Charlie Rouse & Paul Quinichette
Charlie Rouse & Paul Quinichette
Charlie Rouse and Paul Quinichette : The chase is on
Charlie Rouse, Paul Rouse (tenor sax), Freddie Green (guitar), Wyton Kelly, Hank Jones (piano), Wendell Marchall (bass), Ed Thigpen (drums)
Bethlehem 6021
Pure Pleasure Records : LP 180 gram
Brand New and Sealed Record
A1 - The Chase Is On
A2 - When The Blues Come On
A3 - This Can't Be Love
A4 - Last Time For Love
B1 - You're Cheating Yourself
B2 - Knittin'
B3 - Tender Trap
B4 - The Things I Love
Recorded on August 29, 1957 in New York City : A1,3,4 & B2-4 with Wynton Kelly, piano.
and September 8, 1957 in New York City : A2 & B1 with Hank Jones, piano and Freddie Green, guitar.
The twin tenor sax tradition yielded grand pairings with the likes of Wardell Gray and Dexter Gordon, Arnett Cobb and Eddie "Lockjaw" Davis, Gene Ammons and Sonny Stitt, and Al Cohn and Zoot Sims. This one-shot teaming of Charlie Rouse and Paul Quinichette brought forth a union of two distinctly different mannerisms within the mainstream jazz continuum.
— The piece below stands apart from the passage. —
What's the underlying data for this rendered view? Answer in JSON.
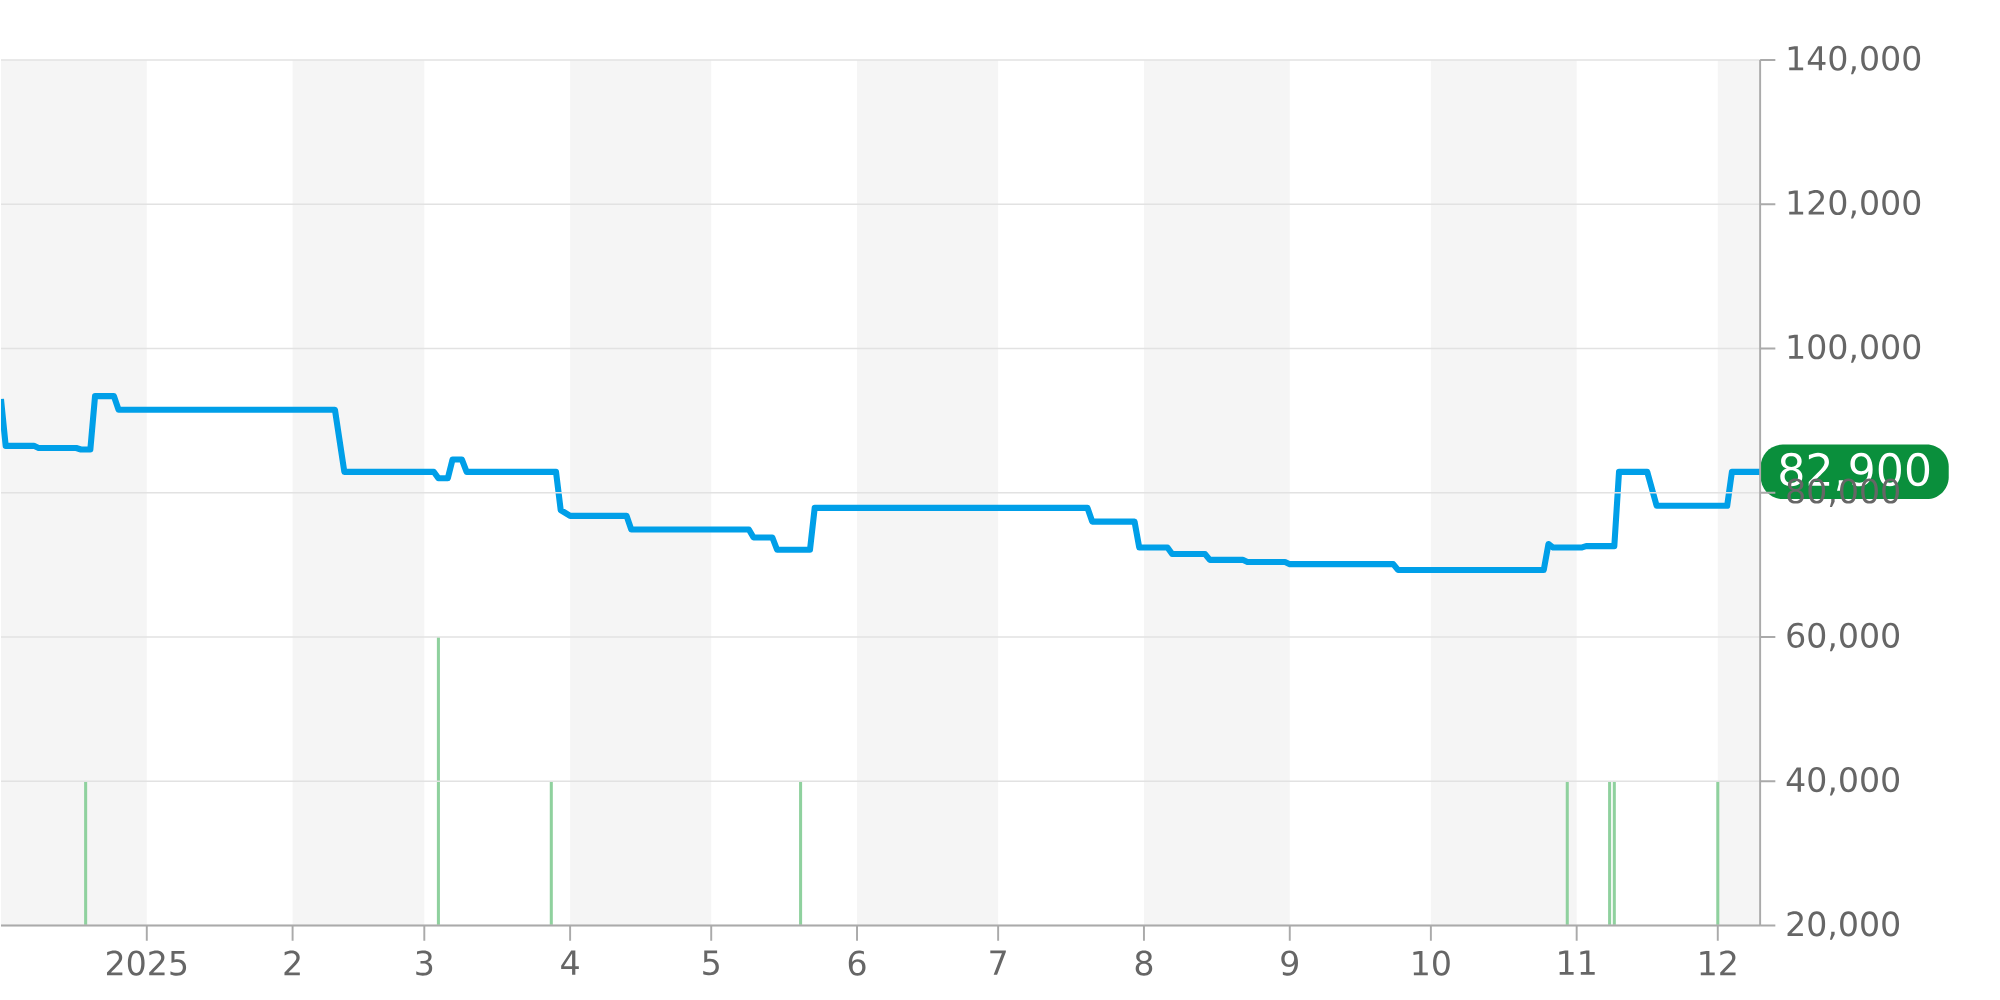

Rouse, who would go on to prolific work with Thelonious Monk and was at this time working with French horn icon Julius Watkins, developed a fluid signature sound that came out of the more strident and chatty style heard here. By this time in 1957, Quinichette, nicknamed the Vice Prez for his similar approach to Lester Young, was well established in the short term with Count Basie. His liquid, full-bodied, soulful tone became an undeniable force, albeit briefly, before he dropped out of the scene shortly after this date to be an electrical engineer.
Working with standards, there's a tendency for them to play the head arrangements in unison, but then one of them on occasion plays an off-the-cuff short phrase that strays from the established melodic path. They also seem to do a hard bop jam, then a ballad, and back to hard swinging. The title track is simply a killer, a perfect fun romp of battling duelists, and one that you'd like to hear in any nightclub setting.
Some slight harmonic inserts set "This Can't Be Love" apart from the original and "The Things I Love" displays the two tenors at their conversational best, while the lone original, "Knittin'," is a fundamental 12-bar swing blues, straight up and simple but with some subtle harmonic nuances.
The rhythm section of pianist Wynton Kelly, bass player Wendell Marshall, and drummer Ed Thigpen do their usual yeoman job. But on two tracks, pianist Hank Jones and rhythm guitarist Freddie Green take over, and the sound of the band changes dramatically to the more sensitive side on a low-down version of "When the Blues Come On" and the good-old basic vintage swinger "You're Cheating Yourself."
"The combination of Rouse and Quinichette was a very satisfactory coupling of two talented and promising post-swing to bop individualists, who played to all of their strengths and differences on this worthy - and now legendary - session." - Michael G. Nastos, AllMusic.
The "golden age" of recordings was from 1955 to 1965, at the beginning of the LP and the stereo era, where pure vacuum tube amplification helped produce recordings demonstrating unparalleled fidelity and warmth, lifelike presence and illumination.
This Pure Pleasure LP was remastered using pure analogue components only, from the original analogue studio tapes through to the cutting head and was pressed with virgin vinyl at Pallas.